God why is everything so janky. I need a browser extension to use the same YouTube account on PC and phone, because there's no setting for "please only use av1 on devices that support it, and no the 6 year old laptop can't even though the phone can"

Cynically YouTube doesn't give a shit, because forcing av1 saves them bandwidth and most consumers won't make the connection between their noisy computer fan and playing YouTube videos.

I thought it was just my PC being old but my recent experiences of YouTube making my PC sounds like it wants to take off combined with this comment suggesting that it's not just my PC has inspired me to move over to a desktop YouTube client. I've chosen FreeTube because it comes with ad block, SponsorBlock and ("most") age verified videos enabled. Seems alright so far.

Check your GPU in the task manager "resources" tab while YouTube is playing, and right click the video to show "stats for nerds."
You'll probably see either vp9 or av01 under "codec".
If you see "video decode" being used in task manager, you have hardware acceleration for that codec. If you see high CPU use and only "3d rendering" being used on the GPU graph, you don't.

You won't get hardware accel for av1 on an old PC (Intel 10th gen or older), and it's really hard on the cpu. Try to turn it off in settings or with a browser addon.
If you have a vp9 video but hardware accel isn't working, you either have a really old PC (intel 6th gen or lower), or one of a list of problems:

*Browser isn't set to support hardware accel. Chrome is especially bad for this out of the box. Your standalone YouTube player is gonna be a good fix for this one.
*Browser running on an old GPU (GTX 9xx or lower, or an AMD from before 2018, because they added support stupidly late). This is why I have to set my browser to run from igpu instead.
*You sacrificed the wrong breed of goat while dedicating your PC to Satan, and the hardware is now cursed.

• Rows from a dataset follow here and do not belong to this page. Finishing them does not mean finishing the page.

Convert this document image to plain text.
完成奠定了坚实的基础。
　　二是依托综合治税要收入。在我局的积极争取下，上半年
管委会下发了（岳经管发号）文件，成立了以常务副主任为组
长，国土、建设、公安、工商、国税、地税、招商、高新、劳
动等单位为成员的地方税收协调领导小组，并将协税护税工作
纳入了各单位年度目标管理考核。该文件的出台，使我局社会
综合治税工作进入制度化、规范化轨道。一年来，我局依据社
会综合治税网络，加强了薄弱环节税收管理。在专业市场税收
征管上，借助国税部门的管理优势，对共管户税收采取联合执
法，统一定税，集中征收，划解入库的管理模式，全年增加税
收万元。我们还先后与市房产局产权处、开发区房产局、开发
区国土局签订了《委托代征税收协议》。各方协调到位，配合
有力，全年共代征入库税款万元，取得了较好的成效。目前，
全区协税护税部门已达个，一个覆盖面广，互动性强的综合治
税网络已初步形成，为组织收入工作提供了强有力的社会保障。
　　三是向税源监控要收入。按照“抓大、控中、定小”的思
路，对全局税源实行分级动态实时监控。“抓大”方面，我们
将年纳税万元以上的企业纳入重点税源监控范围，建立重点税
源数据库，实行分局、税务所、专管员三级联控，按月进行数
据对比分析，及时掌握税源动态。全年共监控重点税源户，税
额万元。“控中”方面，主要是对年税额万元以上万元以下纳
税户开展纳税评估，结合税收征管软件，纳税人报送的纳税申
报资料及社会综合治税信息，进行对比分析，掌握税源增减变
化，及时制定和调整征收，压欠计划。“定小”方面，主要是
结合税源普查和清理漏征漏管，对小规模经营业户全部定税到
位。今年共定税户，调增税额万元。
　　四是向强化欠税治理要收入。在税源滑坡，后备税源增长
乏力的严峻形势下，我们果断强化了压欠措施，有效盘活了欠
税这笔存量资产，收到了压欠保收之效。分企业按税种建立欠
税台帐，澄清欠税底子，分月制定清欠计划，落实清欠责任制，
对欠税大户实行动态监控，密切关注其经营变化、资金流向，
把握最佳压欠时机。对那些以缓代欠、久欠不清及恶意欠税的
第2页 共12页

Helpful tips, thanks. I've added on an addon to block av1 and it's made an improvement but I'm on a 2012 AMD processor with internal Radeon 6550HD graphics so can't expect much, however watching videos is typically the most intensive usage it outside of pending updates for Firefox. What is that about anyway? Until recently the fans revving up would almost always be a sign that Firefox was getting impatient to update and it would settle down again after restarting.